Go circular to end plastic pollution, UNEP report urges ahead of global meet

Any delays in executing necessary shifts mean higher costs and an additional 80 million tonnes of plastic pollution, it says
Photo: iStock
Photo: iStock

Global plastic pollution can reduce by 80 per cent by 2040 if countries and companies make deep policy and market shifts using existing technologies and shift to a circular economy, according to a new report launched by United Nations Environment Programme (UNEP) on May 16, 2023.

However, any delays in executing the necessary shifts will mean higher costs and an additional 80 million tonnes of plastic pollution by 2040, it added.

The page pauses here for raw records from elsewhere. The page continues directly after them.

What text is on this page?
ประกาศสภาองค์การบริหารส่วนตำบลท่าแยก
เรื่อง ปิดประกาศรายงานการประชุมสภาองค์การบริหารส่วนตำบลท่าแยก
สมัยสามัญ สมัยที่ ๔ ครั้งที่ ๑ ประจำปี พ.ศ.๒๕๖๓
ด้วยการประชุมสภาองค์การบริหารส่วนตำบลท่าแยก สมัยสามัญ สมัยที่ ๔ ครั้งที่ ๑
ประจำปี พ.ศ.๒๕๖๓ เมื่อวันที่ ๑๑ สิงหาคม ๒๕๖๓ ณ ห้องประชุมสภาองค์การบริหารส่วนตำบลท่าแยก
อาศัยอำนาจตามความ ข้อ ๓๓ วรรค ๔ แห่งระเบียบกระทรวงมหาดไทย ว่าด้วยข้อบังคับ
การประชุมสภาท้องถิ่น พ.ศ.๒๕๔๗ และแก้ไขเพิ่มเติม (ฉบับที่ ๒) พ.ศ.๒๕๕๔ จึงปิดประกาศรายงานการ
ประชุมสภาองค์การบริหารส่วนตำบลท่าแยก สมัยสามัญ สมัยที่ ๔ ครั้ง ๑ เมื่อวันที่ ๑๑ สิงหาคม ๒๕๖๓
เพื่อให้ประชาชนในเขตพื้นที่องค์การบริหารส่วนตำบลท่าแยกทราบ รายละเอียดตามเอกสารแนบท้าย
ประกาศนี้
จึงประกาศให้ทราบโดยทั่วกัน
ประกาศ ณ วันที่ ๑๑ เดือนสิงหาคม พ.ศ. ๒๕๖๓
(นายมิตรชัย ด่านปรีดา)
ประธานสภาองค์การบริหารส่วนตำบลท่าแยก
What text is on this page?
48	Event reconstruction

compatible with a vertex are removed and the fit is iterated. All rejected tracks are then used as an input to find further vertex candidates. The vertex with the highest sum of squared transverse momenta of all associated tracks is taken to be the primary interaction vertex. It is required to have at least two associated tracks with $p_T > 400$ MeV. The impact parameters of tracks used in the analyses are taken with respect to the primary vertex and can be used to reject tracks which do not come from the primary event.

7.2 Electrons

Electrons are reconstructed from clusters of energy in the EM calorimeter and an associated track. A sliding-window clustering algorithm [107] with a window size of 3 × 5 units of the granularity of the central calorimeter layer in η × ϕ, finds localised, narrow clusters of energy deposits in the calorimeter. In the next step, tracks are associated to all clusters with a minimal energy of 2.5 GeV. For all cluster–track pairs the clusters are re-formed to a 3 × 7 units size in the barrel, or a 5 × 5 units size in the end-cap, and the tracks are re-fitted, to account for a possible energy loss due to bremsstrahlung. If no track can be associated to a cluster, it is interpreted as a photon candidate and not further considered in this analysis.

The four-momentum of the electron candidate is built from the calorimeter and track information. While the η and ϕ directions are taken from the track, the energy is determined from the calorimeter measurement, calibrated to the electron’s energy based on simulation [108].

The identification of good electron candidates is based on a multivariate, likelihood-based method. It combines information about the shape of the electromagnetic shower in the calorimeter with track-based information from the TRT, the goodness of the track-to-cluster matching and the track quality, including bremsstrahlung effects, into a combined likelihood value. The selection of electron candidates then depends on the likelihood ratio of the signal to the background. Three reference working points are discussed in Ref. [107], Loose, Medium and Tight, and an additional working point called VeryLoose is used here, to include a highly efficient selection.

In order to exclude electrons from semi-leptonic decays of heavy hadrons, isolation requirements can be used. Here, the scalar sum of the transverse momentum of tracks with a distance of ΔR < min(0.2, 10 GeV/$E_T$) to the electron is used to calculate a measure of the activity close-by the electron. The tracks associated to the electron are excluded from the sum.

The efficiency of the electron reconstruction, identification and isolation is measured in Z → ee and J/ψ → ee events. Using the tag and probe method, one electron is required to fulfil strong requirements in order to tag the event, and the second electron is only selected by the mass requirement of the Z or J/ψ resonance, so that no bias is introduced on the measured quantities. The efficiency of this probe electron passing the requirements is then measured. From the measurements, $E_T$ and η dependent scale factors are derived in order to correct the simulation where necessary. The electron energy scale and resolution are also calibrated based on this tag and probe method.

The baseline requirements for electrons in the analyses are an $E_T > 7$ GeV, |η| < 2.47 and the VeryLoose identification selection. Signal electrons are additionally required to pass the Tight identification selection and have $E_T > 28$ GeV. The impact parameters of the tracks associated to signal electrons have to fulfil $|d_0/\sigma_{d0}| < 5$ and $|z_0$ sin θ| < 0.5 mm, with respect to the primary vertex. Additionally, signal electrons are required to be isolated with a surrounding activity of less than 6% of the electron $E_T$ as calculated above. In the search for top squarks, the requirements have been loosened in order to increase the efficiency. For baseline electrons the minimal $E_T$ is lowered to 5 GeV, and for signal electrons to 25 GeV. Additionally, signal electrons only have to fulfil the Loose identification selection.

The report, tilted Turning off the Tap: How the world can end plastic pollution and create a circular economy, has been launched just days ahead of a second round of negotiations on a legally binding instrument to end plastic pollution (Intergovernmental Negotiating Committee-2 or INC-2) to be held in Paris.

INC-1 was held in Punta Del Este, Uruguay. The meet recognised the growing concern stemming from the links between plastic, human health, and environmental health.

The meeting in Uruguay had come nearly 10 months after the Fifth Session of the United Nations Environment Assembly (UNEA-5.2) adopted resolution 5/14 titled “End plastic pollution: Towards an international legally binding instrument (ILBI)”.

Going circular

The report urged governments and businesses alike to adopt a circular economy approach for tackling the problem of plastic pollution.

Countries need to eliminate unnecessary and problematic plastic uses. They need to make three market shifts — reuse, recycle, and reorient and diversify.

For each necessary shift (reuse, recycle, reorient and diversify), the report accounted for likely implications on polymer and chemical producers, plastic converters, brands / manufacturers, retailers, governments, consumers, waste pickers, waste management companies, and recycling companies.

It pointed out that even with such measures, 100 million tonnes of plastics from single-use and short-lived products will still need to be safely dealt with annually by 2040 — together with a significant legacy of existing plastic pollution.

The reports suggested setting and implementing design and safety standards for disposal of non-recyclable plastic waste, and making manufacturers responsible for products shedding microplastics, among others.

“Overall, the shift to a circular economy would result in $1.27 trillion in savings, considering costs and recycling revenues. A further $3.25 trillion would be saved from avoided externalities such as health, climate, air pollution, marine ecosystem degradation, and litigation-related costs. This shift could also result in a net increase of 700,000 jobs by 2040,” the analysis stated.

Investment costs for the recommended systemic change are significant, but below the spending without this systemic change: $65 billion per year as opposed to $113 billion per year, it stated.

“Much of this can be mobilised by shifting planned investments for new production facilities or a levy on virgin plastic production into the necessary circular infrastructure.”

The report also highlighted that highest costs in both a throwaway and circular economy are operational.

“With regulation to ensure plastics are designed to be circular, Extended Producer Responsibility (EPR) schemes can cover these operational costs of ensuring the system’s circularity through requiring producers to finance the collection, recycling and responsible end-of-life disposal of plastic products,” it further recommended.

The report recommended a global fiscal framework could be part of international policies to enable recycled materials to compete on a level playing field with virgin materials, create an economy of scale for solutions, and establish monitoring systems and financing mechanisms.

The document further addressed specific policies, including standards for design, safety, and compostable and biodegradable plastics; targets for minimum recycling; EPR schemes; taxes; bans; communication strategies; public procurement, and labelling.